Comme quoi cela ne date pas d’hier ! Alphonse Allais aurait certainement été client des nouvelles classes « sans enfants » que propose désormais la SNCF, ce que je trouve assez lamentable pour un service public qui prône certainement par ailleurs l’inclusivité et le « vivre ensemble », car on aime se payer de mots dans ce genre d’institution…
Cela n’a échappé à personne puisque cela a fait les gros titres de l’actualité en ce début d’année : en 2025, pour la première fois depuis la fin de la Seconde Guerre mondiale, le nombre de décès en France (651 000) a dépassé celui des naissances : seulement 645 000 contre encore plus de 800 000 jusqu’en 2015. Le taux conjoncturel de fécondité en France métropolitaine s’est établi à 1,53 enfants par femme, le plus faible de toute notre histoire, excepté un court moment pendant la Première Guerre mondiale, très loin du taux nécessaire au renouvellement des générations.
La tendance « no kids », qu’illustre si bien l’offre de la SNCF, gagne du terrain. Et pourtant, le nombre d’enfants souhaité par les personnes en âge de procréer, même s’il est lui-même en diminution, reste bien supérieur à celui de la réalisation puisqu’il se situe encore autour de 2,3 enfants en moyenne.

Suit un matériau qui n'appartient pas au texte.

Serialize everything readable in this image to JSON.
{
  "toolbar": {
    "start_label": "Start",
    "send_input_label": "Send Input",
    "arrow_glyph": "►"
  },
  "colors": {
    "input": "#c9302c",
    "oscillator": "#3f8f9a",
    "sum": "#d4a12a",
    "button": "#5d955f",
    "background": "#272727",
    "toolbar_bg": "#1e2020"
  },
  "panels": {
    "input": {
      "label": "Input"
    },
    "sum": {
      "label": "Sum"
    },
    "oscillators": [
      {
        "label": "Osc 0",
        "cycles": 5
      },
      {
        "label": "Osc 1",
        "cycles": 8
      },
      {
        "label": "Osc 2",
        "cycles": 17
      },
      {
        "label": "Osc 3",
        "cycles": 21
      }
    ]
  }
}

Ma femme et moi avons eu la chance d’avoir nos enfants au cours des décennies 1990 et 2000, un temps où la société française restait très accueillante à l’enfant, plus sans doute que dans d’autres pays d’Europe, et cela contribuait à notre dynamisme. Malheureusement, les temps ont changé. Les atermoiements de la politique familiale ont brisé la confiance des familles dans le soutien que l’Etat pourrait leur apporter dans la durée. La forte augmentation du coût des logements rend l’accueil des enfants plus difficile. Mais la problématique n’est pas seulement économique, elle est aussi éthique. Nos sociétés, qui votent la possible congélation des ovocytes, ne respectent pas les rythmes biologiques. Et les « normes procréatives » sont de plus en plus exigeantes : c’est tout juste si des jeunes parents ne sont pas jugés comme irresponsables si toutes les conditions, ou l’idée qu’on s’en fait, ne sont pas réunies pour « réussir son enfant »… Sans parler des inquiétudes vis-à-vis de l’avenir !
Toute l’action politique devrait viser à rendre notre monde plus désirable et plus accueillant à la vie et à rendre confiance aux jeunes qui veulent créer une famille. Je ne crois pas que ce soit actuellement le cas.